Some values I get at ITERATION 0:

This is the first row of the matrix D not optimized:

384.6632 44482.727 17379.088 1245.4205

This is the first row of the matrix D the optimized way (note that the last value is the precomputed denominator):

384.6657 44482.7215 17379.0847 1245.4225 1.4098E-26

This is the first row of the U not optimized:

0.99999213 2.3382613E-21 2.8218658E-17 7.900302E-6

This is the first row of the U optimized:

0.9999921 2.338395E-21 2.822035E-17 7.900674E-6

ITERATION 1:

This is the first row of the matrix D not optimized:

414.3861 44469.39 17300.092 1197.7633

This is the first row of the matrix D the optimized way (note that the last value is the precomputed denominator):

414.3880 44469.38 17300.090 1197.7657 2.0796E-26

This is the first row of the U not optimized:

0.99997544 4.9366603E-21 6.216704E-17 2.4565863E-5

This is the first row of the U optimized:

0.3220644 1.5900239E-21 2.0023086E-17 7.912171E-6

The last set of values shows that they are very different due to a propagated error (I still hope I'm doing some mistake) and even the constraint that the sum of those values must be 1.0 is violated.

Am I doing something wrong?
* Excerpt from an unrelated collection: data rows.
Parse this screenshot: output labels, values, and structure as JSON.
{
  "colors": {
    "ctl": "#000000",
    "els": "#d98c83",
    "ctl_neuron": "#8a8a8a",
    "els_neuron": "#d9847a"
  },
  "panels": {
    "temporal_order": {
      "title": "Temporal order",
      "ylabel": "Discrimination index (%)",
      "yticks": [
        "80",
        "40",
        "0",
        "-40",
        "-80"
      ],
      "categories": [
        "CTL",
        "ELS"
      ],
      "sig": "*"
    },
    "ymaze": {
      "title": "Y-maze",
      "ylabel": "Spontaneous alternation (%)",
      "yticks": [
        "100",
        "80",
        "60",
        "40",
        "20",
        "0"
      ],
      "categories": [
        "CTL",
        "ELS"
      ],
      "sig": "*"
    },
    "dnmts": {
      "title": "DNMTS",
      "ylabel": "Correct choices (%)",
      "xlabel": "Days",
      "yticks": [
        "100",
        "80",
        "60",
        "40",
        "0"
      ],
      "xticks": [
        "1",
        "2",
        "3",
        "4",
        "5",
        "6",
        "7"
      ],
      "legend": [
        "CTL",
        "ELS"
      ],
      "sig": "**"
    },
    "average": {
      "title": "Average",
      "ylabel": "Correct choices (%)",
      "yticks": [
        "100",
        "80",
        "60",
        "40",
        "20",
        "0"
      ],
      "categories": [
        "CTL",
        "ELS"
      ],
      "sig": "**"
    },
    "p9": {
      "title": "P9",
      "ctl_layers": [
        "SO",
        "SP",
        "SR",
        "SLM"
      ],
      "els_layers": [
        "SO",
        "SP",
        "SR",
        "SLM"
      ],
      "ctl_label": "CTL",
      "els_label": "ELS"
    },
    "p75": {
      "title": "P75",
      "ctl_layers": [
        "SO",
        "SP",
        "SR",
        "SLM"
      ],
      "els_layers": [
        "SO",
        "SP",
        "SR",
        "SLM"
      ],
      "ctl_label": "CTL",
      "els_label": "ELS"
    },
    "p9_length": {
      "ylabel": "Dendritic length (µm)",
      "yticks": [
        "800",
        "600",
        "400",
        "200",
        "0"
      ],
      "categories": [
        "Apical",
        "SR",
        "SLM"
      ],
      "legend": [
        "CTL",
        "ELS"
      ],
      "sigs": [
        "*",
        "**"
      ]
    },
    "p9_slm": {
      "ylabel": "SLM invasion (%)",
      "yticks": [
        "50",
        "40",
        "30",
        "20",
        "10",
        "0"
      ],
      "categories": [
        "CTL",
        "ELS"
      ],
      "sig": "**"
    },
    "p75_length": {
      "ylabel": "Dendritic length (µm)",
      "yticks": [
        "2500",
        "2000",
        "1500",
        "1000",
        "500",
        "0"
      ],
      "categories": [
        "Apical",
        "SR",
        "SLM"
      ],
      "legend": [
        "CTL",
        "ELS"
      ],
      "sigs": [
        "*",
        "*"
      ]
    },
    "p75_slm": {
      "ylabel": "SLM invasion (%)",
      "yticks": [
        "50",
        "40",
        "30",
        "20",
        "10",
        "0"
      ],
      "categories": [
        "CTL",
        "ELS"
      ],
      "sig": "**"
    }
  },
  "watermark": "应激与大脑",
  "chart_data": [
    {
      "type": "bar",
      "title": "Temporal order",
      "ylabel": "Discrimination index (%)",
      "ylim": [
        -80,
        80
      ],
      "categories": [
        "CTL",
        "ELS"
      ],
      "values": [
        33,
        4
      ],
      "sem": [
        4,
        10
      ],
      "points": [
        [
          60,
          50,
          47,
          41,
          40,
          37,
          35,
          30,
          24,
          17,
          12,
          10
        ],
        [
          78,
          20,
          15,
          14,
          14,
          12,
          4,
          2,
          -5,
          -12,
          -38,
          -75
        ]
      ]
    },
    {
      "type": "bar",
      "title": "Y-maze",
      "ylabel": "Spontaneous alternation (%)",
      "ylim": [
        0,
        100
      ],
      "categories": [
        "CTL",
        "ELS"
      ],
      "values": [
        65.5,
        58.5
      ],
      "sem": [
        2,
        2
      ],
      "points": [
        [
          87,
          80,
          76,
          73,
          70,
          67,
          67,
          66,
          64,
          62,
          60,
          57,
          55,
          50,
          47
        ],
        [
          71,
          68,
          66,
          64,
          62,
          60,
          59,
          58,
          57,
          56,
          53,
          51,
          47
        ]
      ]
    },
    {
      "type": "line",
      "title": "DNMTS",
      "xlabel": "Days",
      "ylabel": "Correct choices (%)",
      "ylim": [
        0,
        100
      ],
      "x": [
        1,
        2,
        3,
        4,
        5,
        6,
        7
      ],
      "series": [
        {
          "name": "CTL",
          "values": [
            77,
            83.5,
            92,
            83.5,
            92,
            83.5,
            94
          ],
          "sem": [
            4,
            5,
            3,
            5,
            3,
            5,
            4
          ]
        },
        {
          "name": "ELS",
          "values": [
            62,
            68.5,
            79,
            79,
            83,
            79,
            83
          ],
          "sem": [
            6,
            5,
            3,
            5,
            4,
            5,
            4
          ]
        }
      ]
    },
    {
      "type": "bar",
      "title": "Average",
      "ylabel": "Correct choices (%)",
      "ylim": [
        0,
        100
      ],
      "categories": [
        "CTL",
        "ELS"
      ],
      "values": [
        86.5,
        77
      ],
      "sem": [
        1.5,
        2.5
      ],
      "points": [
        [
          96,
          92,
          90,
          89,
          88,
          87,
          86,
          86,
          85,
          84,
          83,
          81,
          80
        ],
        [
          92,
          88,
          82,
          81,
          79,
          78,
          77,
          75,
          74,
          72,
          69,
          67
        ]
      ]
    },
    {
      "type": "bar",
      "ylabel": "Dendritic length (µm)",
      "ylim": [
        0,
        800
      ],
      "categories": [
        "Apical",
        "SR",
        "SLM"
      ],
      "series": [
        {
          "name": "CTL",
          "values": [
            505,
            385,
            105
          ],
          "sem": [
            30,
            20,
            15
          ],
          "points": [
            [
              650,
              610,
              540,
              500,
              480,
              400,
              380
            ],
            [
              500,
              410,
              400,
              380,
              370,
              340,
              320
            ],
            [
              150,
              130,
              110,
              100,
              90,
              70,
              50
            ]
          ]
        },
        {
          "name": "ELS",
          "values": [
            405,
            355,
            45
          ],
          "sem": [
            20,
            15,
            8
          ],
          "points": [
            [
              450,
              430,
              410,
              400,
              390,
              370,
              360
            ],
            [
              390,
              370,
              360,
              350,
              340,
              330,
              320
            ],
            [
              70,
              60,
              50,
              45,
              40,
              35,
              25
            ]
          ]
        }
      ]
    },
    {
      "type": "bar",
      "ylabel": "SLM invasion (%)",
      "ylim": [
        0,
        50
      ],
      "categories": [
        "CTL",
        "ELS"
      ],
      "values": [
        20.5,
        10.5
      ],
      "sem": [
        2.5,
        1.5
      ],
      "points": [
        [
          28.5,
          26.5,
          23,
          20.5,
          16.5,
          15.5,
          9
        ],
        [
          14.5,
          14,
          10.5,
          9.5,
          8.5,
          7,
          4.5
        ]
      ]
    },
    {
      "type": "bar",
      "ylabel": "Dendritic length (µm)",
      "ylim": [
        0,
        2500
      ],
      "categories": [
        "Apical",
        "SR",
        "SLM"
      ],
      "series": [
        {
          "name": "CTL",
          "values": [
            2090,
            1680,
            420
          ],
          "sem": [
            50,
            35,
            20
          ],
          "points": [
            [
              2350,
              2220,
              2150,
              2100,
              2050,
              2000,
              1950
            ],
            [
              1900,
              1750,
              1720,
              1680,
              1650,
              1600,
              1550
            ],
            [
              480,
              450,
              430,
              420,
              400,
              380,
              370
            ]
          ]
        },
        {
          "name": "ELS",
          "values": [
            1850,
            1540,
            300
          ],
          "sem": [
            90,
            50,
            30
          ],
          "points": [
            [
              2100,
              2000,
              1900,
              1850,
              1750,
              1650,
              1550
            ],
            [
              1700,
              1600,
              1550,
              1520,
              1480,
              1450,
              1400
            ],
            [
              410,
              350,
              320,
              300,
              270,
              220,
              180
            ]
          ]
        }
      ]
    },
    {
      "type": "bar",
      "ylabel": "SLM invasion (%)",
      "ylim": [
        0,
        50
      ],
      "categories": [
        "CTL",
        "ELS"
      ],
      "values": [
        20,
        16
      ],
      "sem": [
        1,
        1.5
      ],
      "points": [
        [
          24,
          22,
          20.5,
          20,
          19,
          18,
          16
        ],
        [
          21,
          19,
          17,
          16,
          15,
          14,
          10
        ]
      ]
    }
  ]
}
Is there a possible solution to get both the code optimized and numerically stable? Any suggestion or criticism will be appreciated.

preguntado el 09 de enero de 11 a las 09:01

Quick comment before looking at this, your formula has xj-vi and xj-vk, but your banal algorithm uses D[i][j] and D[i][k] instead. Am I missing something or should the second be D[j][k]? -

You are correct, they are different but it does not influence the result. I will use a different formula to be more precise, thank you for pointing it out -

Not trying to be annoying, just trying to get make sure I understand; but along the previous comment's line. - The above formula is squaring the sums; the banal code does not seem to be doing so; the optimized code seems to square the denominator not the numerator. The optimized code is using V[j][k] instead of V[i][k]. I'm guessing c in your formula represents the size of V; might also be good to range from k=0 instead of k=1 just for clarity. What is B and B.length and why are you using +=? -

Numerical differences? do you have example values? Reordering floating point operations almost always causes "small" differences. -

I'm seeing the same things that aepryus is seing, but ultimately your question is about the math, not about the algorithm. My first thought is that your running up against the ISO Decimal Math problem. Check it with java.util.BigDecimal -- it'll kill your performance but you should see numeric stability -- and if it does you're going to have to start weighing tradeoffs. -

1 Respuestas

This problem has nothing to do with floating point stability.

You are getting wrong denominator values on the second and following iterations because you forget to clear its cell before accumulating the sum.

The right denominator for iteration 1 is 6.697905e-27, that is almost 2.0796E-26 - 1.4098E-26.

Respondido el 09 de enero de 11 a las 21:01

I feel so dumb and stupid now. I should have arrived at your conclusion. I thank you for spending your time on my stupidity's work - rano

No es la respuesta que estás buscando? Examinar otras preguntas etiquetadas or haz tu propia pregunta.